Abstract
Objectives: The purpose of this study is to apply failure mode and effects analysis (FMEA) to intracranial stereotactic radiosurgery (SRS) to develop processes which reduce the risk of the procedure. By thoroughly examining each step of the different types of SRS (single or multiple isocenter, single or multiple fraction, cone or MLC collimated) we will generate potential failure modes which will lead to process improvements. These process improvements will reduce the risk of each type of SRS treatment.
Methods: In our clinic SRS treatments are performed on a linear accelerator and are collimated by either cones or multileaf collimators. We treat patients both with single- and multi-fraction regimens and deliver both single- and multi-isocenter treatments. The SRS team at our clinic analyzed our program using FMEA techniques. The group broke the entire process into 13 primary processes consisting of approximately 150 secondary steps. Each of these steps was then analyzed to determine possible failure modes. Each failure mode was assigned a risk probability number (RPN) which is the product of three factors: severity, frequency and detectability.
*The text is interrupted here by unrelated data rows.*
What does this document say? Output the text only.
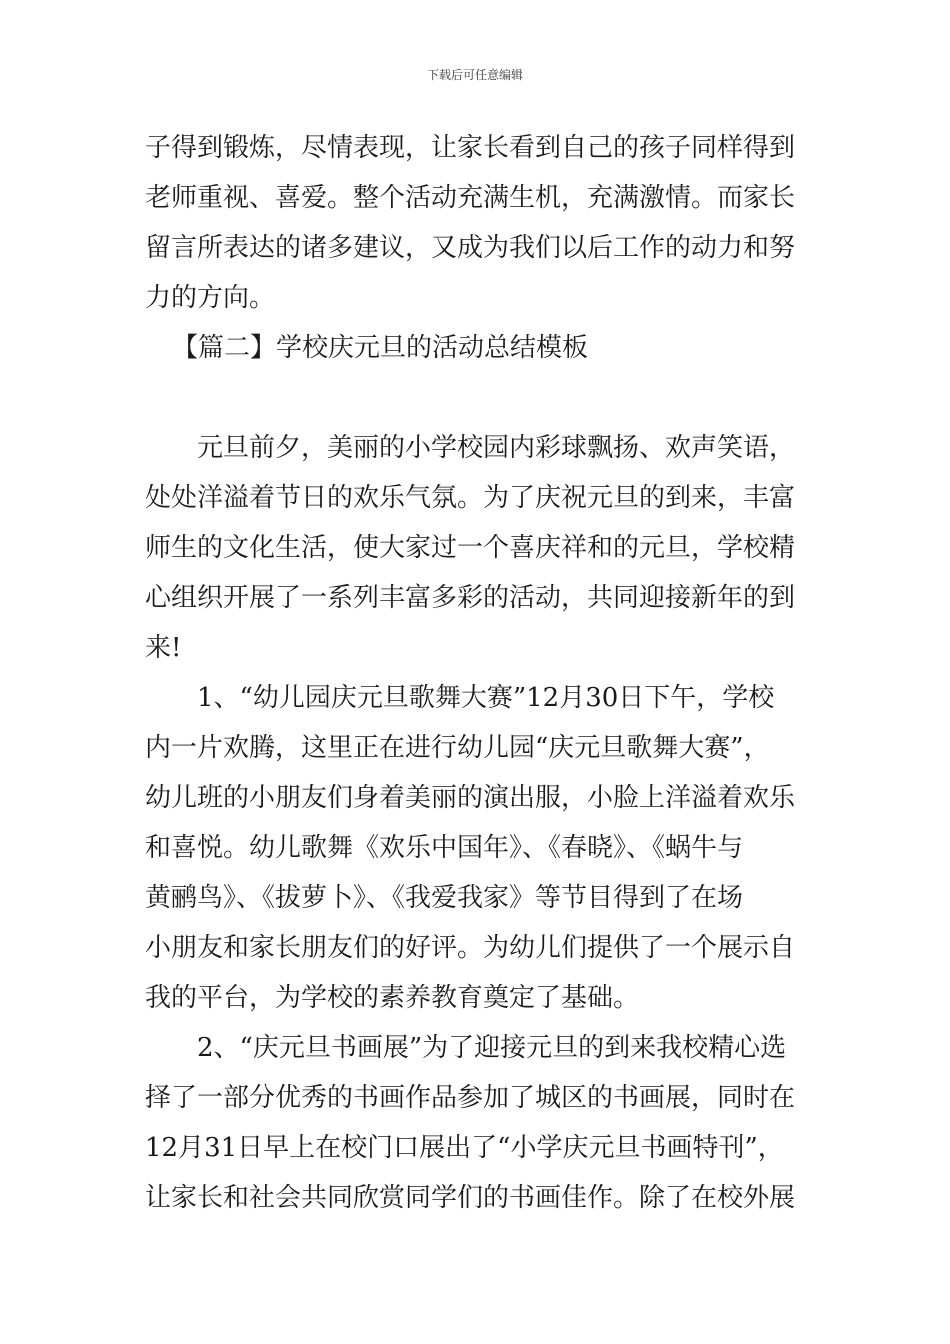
下载后可任意编辑
子得到锻炼，尽情表现，让家长看到自己的孩子同样得到
老师重视、喜爱。整个活动充满生机，充满激情。而家长
留言所表达的诸多建议，又成为我们以后工作的动力和努
力的方向。
【篇二】学校庆元旦的活动总结模板
元旦前夕，美丽的小学校园内彩球飘扬、欢声笑语，
处处洋溢着节日的欢乐气氛。为了庆祝元旦的到来，丰富
师生的文化生活，使大家过一个喜庆祥和的元旦，学校精
心组织开展了一系列丰富多彩的活动，共同迎接新年的到
来!
1、“幼儿园庆元旦歌舞大赛”12月30日下午，学校
内一片欢腾，这里正在进行幼儿园“庆元旦歌舞大赛”，
幼儿班的小朋友们身着美丽的演出服，小脸上洋溢着欢乐
和喜悦。幼儿歌舞《欢乐中国年》、《春晓》、《蜗牛与
黄鹂鸟》、《拔萝卜》、《我爱我家》等节目得到了在场
小朋友和家长朋友们的好评。为幼儿们提供了一个展示自
我的平台，为学校的素养教育奠定了基础。
2、“庆元旦书画展”为了迎接元旦的到来我校精心选
择了一部分优秀的书画作品参加了城区的书画展，同时在
12月31日早上在校门口展出了“小学庆元旦书画特刊”，
让家长和社会共同欣赏同学们的书画佳作。除了在校外展
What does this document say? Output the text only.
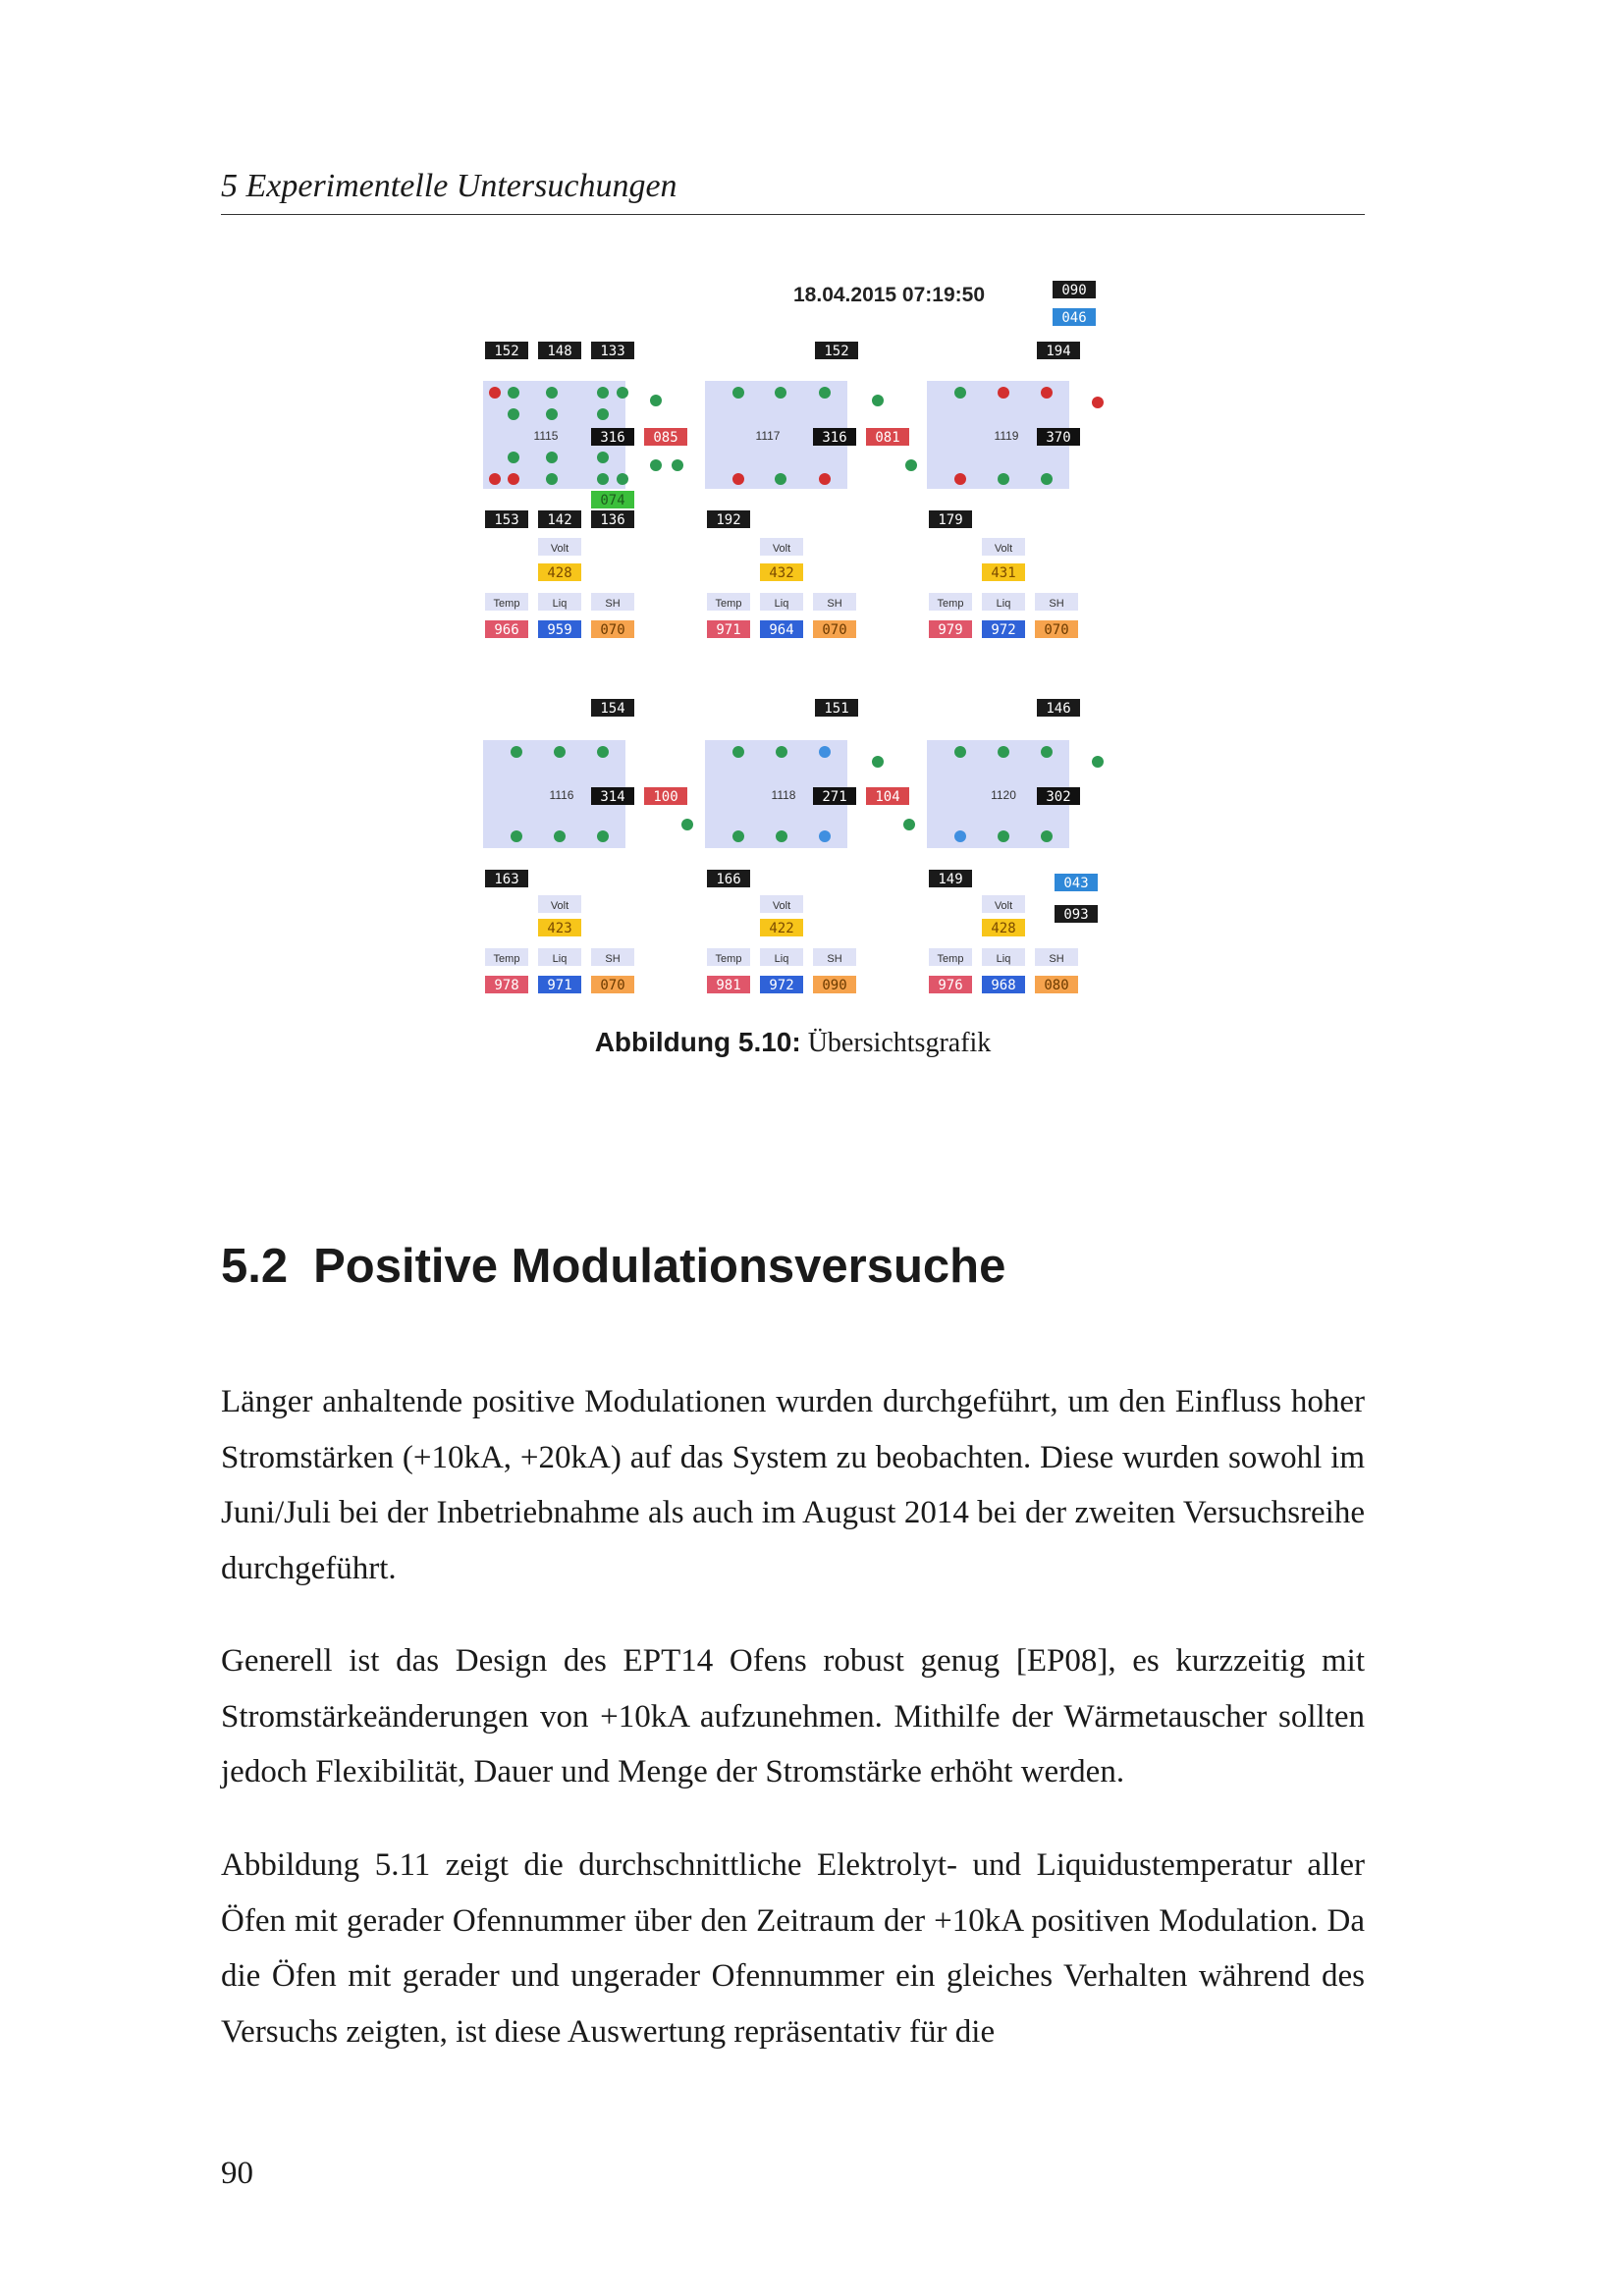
5 Experimentelle Untersuchungen
18.04.2015 07:19:50	090
046
152 148 133	152	194
1115	316 085
074
1117	316 081	1119 370
153 142 136	192	179
Volt
428
Temp	Liq	SH
966 959 070
Volt
432
Temp	Liq	SH
971 964 070
Volt
431
Temp	Liq	SH
979 972 070
154	151	146
1116 314 100	1118 271 104	1120 302
163	166	149	043
093
Volt
423
Temp	Liq	SH
978 971 070
Volt
422
Temp	Liq	SH
981 972 090
Volt
428
Temp	Liq	SH
976 968 080
Abbildung 5.10: Übersichtsgrafik
5.2 Positive Modulationsversuche

Länger anhaltende positive Modulationen wurden durchgeführt, um den Einfluss hoher Stromstärken (+10kA, +20kA) auf das System zu beobachten. Diese wurden sowohl im Juni/Juli bei der Inbetriebnahme als auch im August 2014 bei der zweiten Versuchsreihe durchgeführt.

Generell ist das Design des EPT14 Ofens robust genug [EP08], es kurzzeitig mit Stromstärkeänderungen von +10kA aufzunehmen. Mithilfe der Wärmetauscher sollten jedoch Flexibilität, Dauer und Menge der Stromstärke erhöht werden.

Abbildung 5.11 zeigt die durchschnittliche Elektrolyt- und Liquidustemperatur aller Öfen mit gerader Ofennummer über den Zeitraum der +10kA positiven Modulation. Da die Öfen mit gerader und ungerader Ofennummer ein gleiches Verhalten während des Versuchs zeigten, ist diese Auswertung repräsentativ für die

90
We then binned all the RPNs into 'High', 'Medium' or 'Low' risk groups to determine how to reduce the riskiest parts of the procedure.
Results: Our intracranial SRS program was broken down into 13 individual steps which were then divided further into approximately 150 discrete processes. Based on their severity, frequency and detectability, an RPN was calculated for each of these individual processes. The processes with the highest RPN were further analyzed to determine how to reduce the risk to acceptable levels. We saw notable distinctions in RPN between cone-based and MLC-based collimation treatments, between single-isocenter and multiple-isocenter treatments and between single-fraction and multiple-fraction regimens. Risk was highest for cone-based single-fraction multiple-isocenter treatments and new processes were developed to ensure that all treatment parameters were confirmed before treatment was delivered. Noting the distinctions between the highest risk parts of an SRS treatment process and other lower risk parts, we developed new processes to reduce the risks to manageable levels.
Conclusions: Failure mode and effects analysis was used to analyze our intracranial stereotactic radiosurgery program. The analysis showed portions of our processes that had higher than acceptable risk of deviation from expectation. New processes were developed to address the processes with the highest risk to ensure that each patient is treated accurately and safely.